En outre, un nouvel ouvrage est apparu sur les étagères de la Fnac: le Livre de l’exhortation du bien et de l’interdiction du mal, du théologien du XIe siècle al-Ghazali (paru en octobre 2014 aux Éditions Al Bouraq). L’auteur y recommande le recours à la force pour faire taire les instruments de musique. «Il est interdit de pénétrer dans la maison de celui qui ferme la porte et se protège derrière ses murs, pour connaître ses ma’siyya (activités blâmables), sauf si on les distingue clairement comme le son des flûtes et des luths qu’on entend de l’extérieur. Celui qui entend distinctement ces sons est autorisé à entrer et à détruire ces instruments». Quelques pages plus loin, on apprend: «Cela peut aussi conduire à la mobilisation de soldats pour la cause de Dieu et pour défendre ses interdits. Et comme il est permis que les soldats se rassemblent pour aller combattre les incroyants et les soumettre, nous retenons tout autant permis de soumettre et de réprimer les corrompus et les débauchés. Il n’y a aucun mal à tuer un incroyant et le musulman qui tombe au combat acquiert le statut de martyr.»
Chez Carrefour, on assure «ne plus vendre ce type de livres». Mais en 2014, il s’agissait d’une opération ponctuelle, pour le ramadan. N’y aura-t-il plus d’«opération ramadan» l’an prochain? Là, l’enseigne refuse de répondre. À la Fnac, on explique que l’«on ne peut pas se substituer aux rôles des pouvoirs publics» et que l’«on n’a pas à censurer une œuvre quelle qu’elle soit». «Il n’empêche que la Fnac ne fait aucune promotion, aucune mise en avant de ce genre de livres, insiste le service communication. On voit bien que certains mériteraient d’être censurés! Mais on serait attaqués par les maisons d’édition, et en plus de leur offrir un coup de pub, on perdrait le procès…».

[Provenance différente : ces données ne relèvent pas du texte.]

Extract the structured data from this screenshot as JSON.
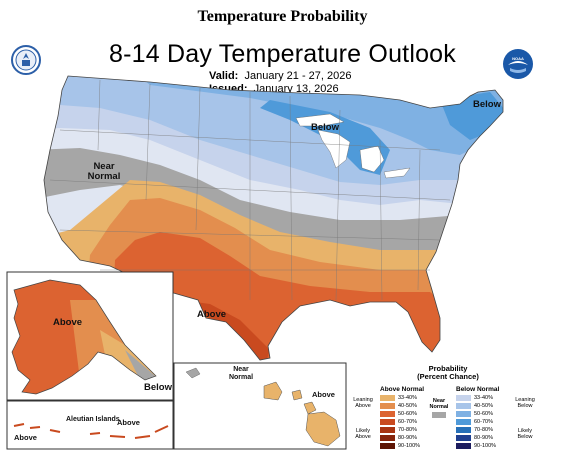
{
  "heading": "Temperature Probability",
  "title": "8-14 Day Temperature Outlook",
  "valid": {
    "label": "Valid:",
    "value": "January 21 - 27, 2026"
  },
  "issued": {
    "label": "Issued:",
    "value": "January 13, 2026"
  },
  "logos": {
    "left": "commerce-department-seal",
    "right": "noaa-logo"
  },
  "map_labels": {
    "below_ne": "Below",
    "below_gl": "Below",
    "near_normal": "Near Normal",
    "above_sw": "Above",
    "above_ak": "Above",
    "below_ak": "Below",
    "aleutian": "Aleutian Islands",
    "above_aleut1": "Above",
    "above_aleut2": "Above",
    "near_normal_hi": "Near Normal",
    "above_hi": "Above"
  },
  "legend": {
    "title": "Probability",
    "subtitle": "(Percent Chance)",
    "above_head": "Above Normal",
    "below_head": "Below Normal",
    "near_label": "Near Normal",
    "above_side_top": "Leaning Above",
    "above_side_bottom": "Likely Above",
    "below_side_top": "Leaning Below",
    "below_side_bottom": "Likely Below",
    "above_rows": [
      {
        "range": "33-40%",
        "color": "#e8b36a"
      },
      {
        "range": "40-50%",
        "color": "#e38e4e"
      },
      {
        "range": "50-60%",
        "color": "#dc6331"
      },
      {
        "range": "60-70%",
        "color": "#c94a1f"
      },
      {
        "range": "70-80%",
        "color": "#a83412"
      },
      {
        "range": "80-90%",
        "color": "#86240c"
      },
      {
        "range": "90-100%",
        "color": "#5e1505"
      }
    ],
    "below_rows": [
      {
        "range": "33-40%",
        "color": "#c6d3ec"
      },
      {
        "range": "40-50%",
        "color": "#a7c4e9"
      },
      {
        "range": "50-60%",
        "color": "#7fb1e3"
      },
      {
        "range": "60-70%",
        "color": "#4f9ad9"
      },
      {
        "range": "70-80%",
        "color": "#2770b8"
      },
      {
        "range": "80-90%",
        "color": "#1f3f8f"
      },
      {
        "range": "90-100%",
        "color": "#1d1d5f"
      }
    ],
    "near_color": "#a6a6a6"
  }
}
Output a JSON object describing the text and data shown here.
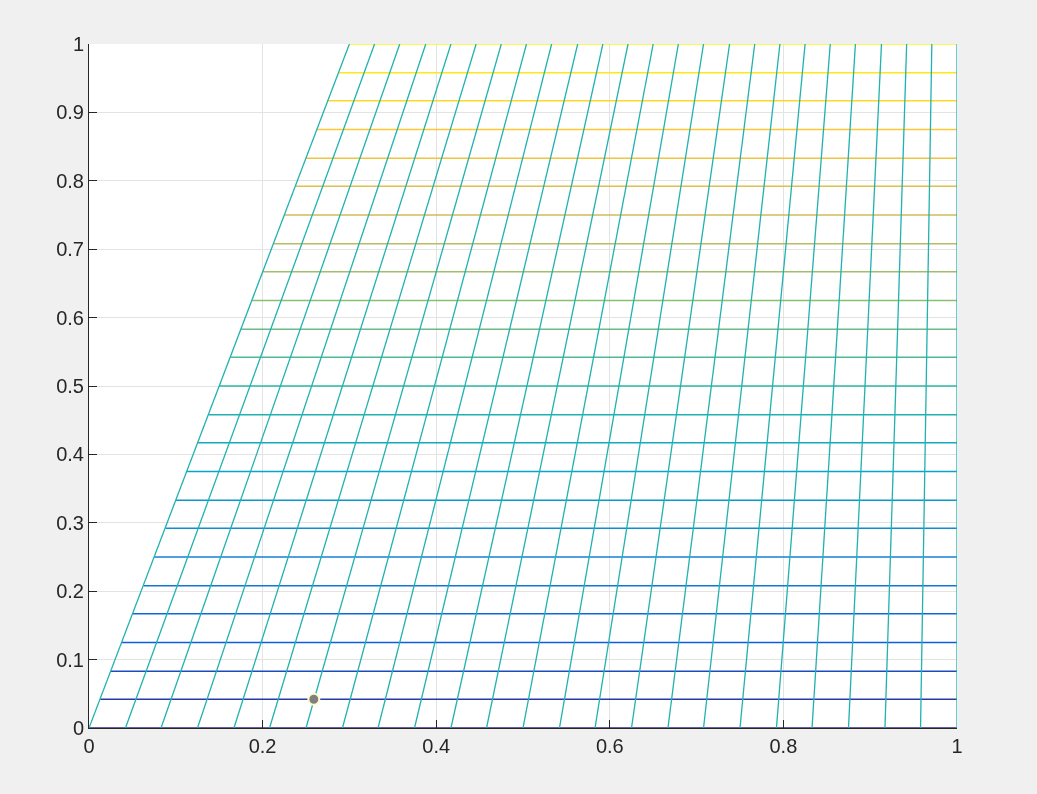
{
  "chart_data": {
    "type": "line",
    "xlim": [
      0,
      1
    ],
    "ylim": [
      0,
      1
    ],
    "xticks": [
      0,
      0.2,
      0.4,
      0.6,
      0.8,
      1
    ],
    "yticks": [
      0,
      0.1,
      0.2,
      0.3,
      0.4,
      0.5,
      0.6,
      0.7,
      0.8,
      0.9,
      1
    ],
    "grid": true,
    "series": [
      {
        "color": "#352a87",
        "x": [
          0,
          1
        ],
        "values": [
          0,
          0
        ]
      },
      {
        "color": "#283ba4",
        "x": [
          0.013,
          1
        ],
        "values": [
          0.042,
          0.042
        ]
      },
      {
        "color": "#1c4bc0",
        "x": [
          0.025,
          1
        ],
        "values": [
          0.083,
          0.083
        ]
      },
      {
        "color": "#0f5cdd",
        "x": [
          0.038,
          1
        ],
        "values": [
          0.125,
          0.125
        ]
      },
      {
        "color": "#1168db",
        "x": [
          0.05,
          1
        ],
        "values": [
          0.167,
          0.167
        ]
      },
      {
        "color": "#1275d8",
        "x": [
          0.063,
          1
        ],
        "values": [
          0.208,
          0.208
        ]
      },
      {
        "color": "#1481d6",
        "x": [
          0.075,
          1
        ],
        "values": [
          0.25,
          0.25
        ]
      },
      {
        "color": "#0f8dd2",
        "x": [
          0.088,
          1
        ],
        "values": [
          0.292,
          0.292
        ]
      },
      {
        "color": "#0b98ce",
        "x": [
          0.1,
          1
        ],
        "values": [
          0.333,
          0.333
        ]
      },
      {
        "color": "#06a4ca",
        "x": [
          0.113,
          1
        ],
        "values": [
          0.375,
          0.375
        ]
      },
      {
        "color": "#13aabd",
        "x": [
          0.125,
          1
        ],
        "values": [
          0.417,
          0.417
        ]
      },
      {
        "color": "#21b1b1",
        "x": [
          0.138,
          1
        ],
        "values": [
          0.458,
          0.458
        ]
      },
      {
        "color": "#2eb7a4",
        "x": [
          0.15,
          1
        ],
        "values": [
          0.5,
          0.5
        ]
      },
      {
        "color": "#4cba95",
        "x": [
          0.163,
          1
        ],
        "values": [
          0.542,
          0.542
        ]
      },
      {
        "color": "#69bc86",
        "x": [
          0.175,
          1
        ],
        "values": [
          0.583,
          0.583
        ]
      },
      {
        "color": "#87bf77",
        "x": [
          0.188,
          1
        ],
        "values": [
          0.625,
          0.625
        ]
      },
      {
        "color": "#a0be6d",
        "x": [
          0.2,
          1
        ],
        "values": [
          0.667,
          0.667
        ]
      },
      {
        "color": "#b8bc63",
        "x": [
          0.213,
          1
        ],
        "values": [
          0.708,
          0.708
        ]
      },
      {
        "color": "#d1bb59",
        "x": [
          0.225,
          1
        ],
        "values": [
          0.75,
          0.75
        ]
      },
      {
        "color": "#e0bf4c",
        "x": [
          0.238,
          1
        ],
        "values": [
          0.792,
          0.792
        ]
      },
      {
        "color": "#efc43f",
        "x": [
          0.25,
          1
        ],
        "values": [
          0.833,
          0.833
        ]
      },
      {
        "color": "#fec832",
        "x": [
          0.263,
          1
        ],
        "values": [
          0.875,
          0.875
        ]
      },
      {
        "color": "#fcd926",
        "x": [
          0.275,
          1
        ],
        "values": [
          0.917,
          0.917
        ]
      },
      {
        "color": "#fbea1a",
        "x": [
          0.288,
          1
        ],
        "values": [
          0.958,
          0.958
        ]
      },
      {
        "color": "#f9fb0e",
        "x": [
          0.3,
          1
        ],
        "values": [
          1,
          1
        ]
      },
      {
        "color": "#21b1b1",
        "x": [
          0,
          0.3
        ],
        "values": [
          0,
          1
        ]
      },
      {
        "color": "#21b1b1",
        "x": [
          0.042,
          0.329
        ],
        "values": [
          0,
          1
        ]
      },
      {
        "color": "#21b1b1",
        "x": [
          0.083,
          0.358
        ],
        "values": [
          0,
          1
        ]
      },
      {
        "color": "#21b1b1",
        "x": [
          0.125,
          0.388
        ],
        "values": [
          0,
          1
        ]
      },
      {
        "color": "#21b1b1",
        "x": [
          0.167,
          0.417
        ],
        "values": [
          0,
          1
        ]
      },
      {
        "color": "#21b1b1",
        "x": [
          0.208,
          0.446
        ],
        "values": [
          0,
          1
        ]
      },
      {
        "color": "#21b1b1",
        "x": [
          0.25,
          0.475
        ],
        "values": [
          0,
          1
        ]
      },
      {
        "color": "#21b1b1",
        "x": [
          0.292,
          0.504
        ],
        "values": [
          0,
          1
        ]
      },
      {
        "color": "#21b1b1",
        "x": [
          0.333,
          0.533
        ],
        "values": [
          0,
          1
        ]
      },
      {
        "color": "#21b1b1",
        "x": [
          0.375,
          0.563
        ],
        "values": [
          0,
          1
        ]
      },
      {
        "color": "#21b1b1",
        "x": [
          0.417,
          0.592
        ],
        "values": [
          0,
          1
        ]
      },
      {
        "color": "#21b1b1",
        "x": [
          0.458,
          0.621
        ],
        "values": [
          0,
          1
        ]
      },
      {
        "color": "#21b1b1",
        "x": [
          0.5,
          0.65
        ],
        "values": [
          0,
          1
        ]
      },
      {
        "color": "#21b1b1",
        "x": [
          0.542,
          0.679
        ],
        "values": [
          0,
          1
        ]
      },
      {
        "color": "#21b1b1",
        "x": [
          0.583,
          0.708
        ],
        "values": [
          0,
          1
        ]
      },
      {
        "color": "#21b1b1",
        "x": [
          0.625,
          0.738
        ],
        "values": [
          0,
          1
        ]
      },
      {
        "color": "#21b1b1",
        "x": [
          0.667,
          0.767
        ],
        "values": [
          0,
          1
        ]
      },
      {
        "color": "#21b1b1",
        "x": [
          0.708,
          0.796
        ],
        "values": [
          0,
          1
        ]
      },
      {
        "color": "#21b1b1",
        "x": [
          0.75,
          0.825
        ],
        "values": [
          0,
          1
        ]
      },
      {
        "color": "#21b1b1",
        "x": [
          0.792,
          0.854
        ],
        "values": [
          0,
          1
        ]
      },
      {
        "color": "#21b1b1",
        "x": [
          0.833,
          0.883
        ],
        "values": [
          0,
          1
        ]
      },
      {
        "color": "#21b1b1",
        "x": [
          0.875,
          0.913
        ],
        "values": [
          0,
          1
        ]
      },
      {
        "color": "#21b1b1",
        "x": [
          0.917,
          0.942
        ],
        "values": [
          0,
          1
        ]
      },
      {
        "color": "#21b1b1",
        "x": [
          0.958,
          0.971
        ],
        "values": [
          0,
          1
        ]
      },
      {
        "color": "#21b1b1",
        "x": [
          1,
          1
        ],
        "values": [
          0,
          1
        ]
      },
      {
        "type": "scatter",
        "marker": "circle",
        "color": "#808080",
        "x": [
          0.259
        ],
        "values": [
          0.042
        ]
      }
    ]
  }
}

Directeur de l’Observatoire de l’islamisation, Joachim Veliocas, qui a sollicité Avocats sans frontières, se dit «scandalisé par cette banalisation de l’islamisme radical». «En vendant dans le rayon islam des livres d’extrémistes salafistes aux côtés d’ouvrages de vulgarisation, souligne-t-il, la Fnac contribue à créer l’amalgame entre les musulmans et l’islam radical.» Dans sa plainte contre la Fnac pour complicité de provocation à la violence, à la haine raciale et aux actes de terrorisme, Me Gilles-William Goldnadel, président d’Avocats sans frontières, écrit que cette «mise à disposition du grand public d’“outils de guerre” est d’autant plus inacceptable que son ampleur est colossale» étant donné la large implantation de l’enseigne en France.
Par un courrier du 12 août 2015 à Me Goldnadel, le ministre de l’Intérieur Bernard Cazeneuve, le conforte d’ailleurs dans son action. Il affirme que «dans les ouvrages d’inspiration religieuse, s’il est possible de s’exprimer par référence à des passages violents figurant dans un livre sacré, les propos doivent être mesurés et respecter les prescriptions posées par la loi française». Mais la section presse du Parquet de Paris, «très réactive lorsqu’il s’agit d’islamophobie», selon Me Goldnadel, «s’est montrée d’une inertie totale à réception de la plainte». Pour l’instant.